Perplexo, vislumbra uma primeira contradição, a que ressalta do simples facto de ele, Descartes, ser apenas um homem, imperfeito como outro qualquer, capaz do erro e da dúvida, portanto; e contudo capaz também de desentranhar de si a luminosidade de uma certeza inabalável. Disse-vos que ele era um matemático, não disse? Pois então vejam como raciocina este insaciável pesquisador da evidência.
«Eu, Descartes, vejo nitidamente que sou imperfeito, por várias razões, a mais próxima das quais acabou de tornar-se visível quando recorri ao método de redução ao absurdo e levei a dúvida metódica até às últimas consequências: se duvido, sou falaz, se cometo paralogismos, careço da segurança total na base do raciocínio, não sou, por isso, perfeito. E contudo pude, no ápice do vazio extremo, engendrar em mim uma verdade evidente, uma certeza, com todas as características necessárias à perfeição! Mas como posso eu justificar a perfeição em mim, eu, que me declaro imperfeito, eu, que me vejo enredado em perplexidades e questões contínuas? Tenho que reconhecer que não pode ter vindo de mim o poder de uma verdade deste modo perfeita! A outra das razões para recusar a paternidade da evidência em mim vai direita ao mais óbvio das motivos: pode o imperfeito gerar o perfeito? E , se pode, como pôde gerar em si apenas uma verdade? Porque não pôde engendrar, de si e em si, todas as certezas possíveis? Não, não posso ter sido eu o criador do perfeito, que apesar de tudo reconheço haver em mim!
E então? Se não posso fazer depender de mim a génese da perfeição, que contudo vislumbro em mim, poderei acaso afirmar: a minha perfeição veio do nada? Não, repugna-me tal origem, o nada, nada é, e nada pode originar, muito menos uma verdade com os atributos totais da perfeição!

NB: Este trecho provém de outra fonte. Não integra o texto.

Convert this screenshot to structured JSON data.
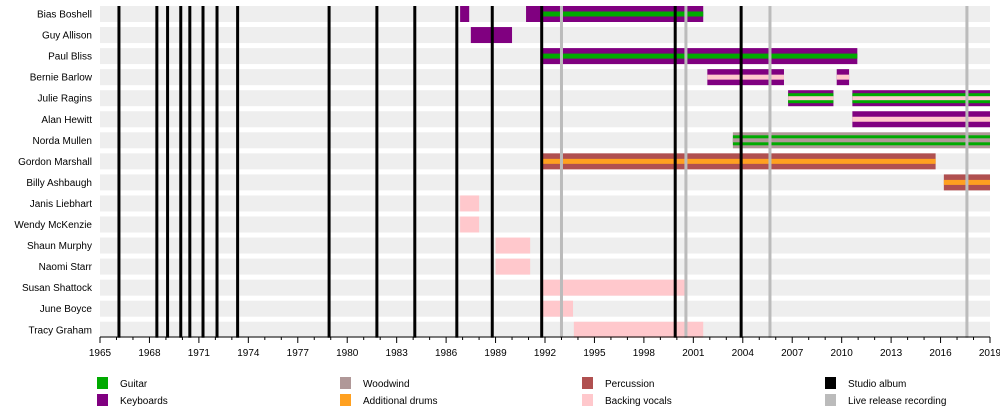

Resta apenas uma hipótese: a de que ela, essa certeza iniludível, que nenhum argumento céptico poderia destruir – eu próprio esgrimi-os todos contra ela, sem resultado – tenha vindo ter ao meu espírito por alguém mais perfeito do que eu! Mais perfeito, mas ainda imperfeito, aqui e ali? Não, mais perfeito em absoluto, porque o mais perfeito pode ainda conter em si a imperfeição não sendo por isso melhor do que eu sou! Perfeito, na acepção completa do termo, Perfeito na total claridade e distinção de toda a verdade possível! E um ser assim Perfeito, um ser a quem escape toda e qualquer sombra de dúvida ou falsidade só pode ser Deus, esse que garante o perfeito que existe em mim, muito embora não me tenha conferido toda a perfeição que ele próprio a si outorgou! »
Foi assim, caros amigos, que Descartes justificou a pureza original do Cogito, não teve outro remédio senão proceder como matemático, indo em busca da razão das razões, e assim alicerçar a razão inata e original nas correntes metafísicas. E então, Deus, que ele se apressa a demonstrar à maneira dos lógicos, sob a forma de vários silogismos, é a única garantia da verdade possível ao homem, o Gerador em nós das ideias inatas, simples e evidentes, mas concedidas à nossa razão em pequeno número e quase todas na esfera da matemática, a mais etérea e sublime das ciências!
Meus amigos e leitores prováveis, vêde como Descartes desmoronou a grandiosidade da sua certeza intuitiva: retirou de si o valor de semelhante proeza para a conceder por inteiro a uma divindade que falaciosamente se propõe justificar e demonstrar! Razão teve mais tarde Feuerbach quando escreveu num rasgo de sabedoria: «Quanto mais de si o Homem dá a Deus, menos lhe resta.»!